Which method should be used?
PMI-CPMAI describes a very practical early-stage activity: breaking down a solution into components or sub-functions and then deciding which components actually require AI and which do not. This is often referred to as a components-based analysis. The idea is to decompose the overall workflow or product into units such as data ingestion, preprocessing, prediction, rule-based decisioning, user interface, reporting, and integration layers.
For each component, the team asks:
Does this require cognitive capability (learning from data, pattern recognition, probabilistic reasoning)?
Or can it be handled by conventional software, rules, or existing systems?

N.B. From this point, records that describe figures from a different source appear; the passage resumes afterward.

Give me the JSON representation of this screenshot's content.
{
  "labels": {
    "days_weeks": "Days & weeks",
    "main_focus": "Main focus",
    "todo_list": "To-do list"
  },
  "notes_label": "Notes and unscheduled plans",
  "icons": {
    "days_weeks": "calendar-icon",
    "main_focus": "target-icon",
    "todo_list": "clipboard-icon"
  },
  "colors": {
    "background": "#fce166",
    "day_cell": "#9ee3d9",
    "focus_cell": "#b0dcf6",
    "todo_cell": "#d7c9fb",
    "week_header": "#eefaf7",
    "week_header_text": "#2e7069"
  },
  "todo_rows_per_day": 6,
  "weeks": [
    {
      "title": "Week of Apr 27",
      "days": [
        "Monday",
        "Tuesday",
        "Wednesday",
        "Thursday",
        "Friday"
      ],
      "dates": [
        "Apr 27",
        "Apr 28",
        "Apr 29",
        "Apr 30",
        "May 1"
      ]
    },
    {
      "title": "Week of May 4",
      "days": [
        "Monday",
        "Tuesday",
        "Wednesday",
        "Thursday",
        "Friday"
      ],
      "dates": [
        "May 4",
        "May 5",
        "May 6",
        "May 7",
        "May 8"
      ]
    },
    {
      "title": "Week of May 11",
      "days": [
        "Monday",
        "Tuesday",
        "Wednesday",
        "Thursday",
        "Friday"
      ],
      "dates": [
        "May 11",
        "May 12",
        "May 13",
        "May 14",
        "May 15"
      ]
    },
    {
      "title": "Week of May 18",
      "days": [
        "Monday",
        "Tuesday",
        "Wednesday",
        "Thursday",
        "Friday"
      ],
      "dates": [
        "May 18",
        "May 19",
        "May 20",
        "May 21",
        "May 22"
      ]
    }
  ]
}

At the same time, they identify technology and data requirements: data sources, data quality, storage, pipelines, compute needs, and integration points for each AI-relevant component. PMI-CPMAI ties this directly into later tasks such as technical feasibility, architecture design, and MLOps planning.
Detailed data mapping (option A) is useful but focuses mainly on information flows, not necessarily on AI vs non-AI partitioning. Technical feasibility assessment (option B) evaluates whether a proposed AI approach is realistic but presumes that the AI portions are already identified. Only components-based analysis (option C) simultaneously answers ''which parts need AI, which do not, and what are the tech/data needs for each?'', which matches the scenario precisely.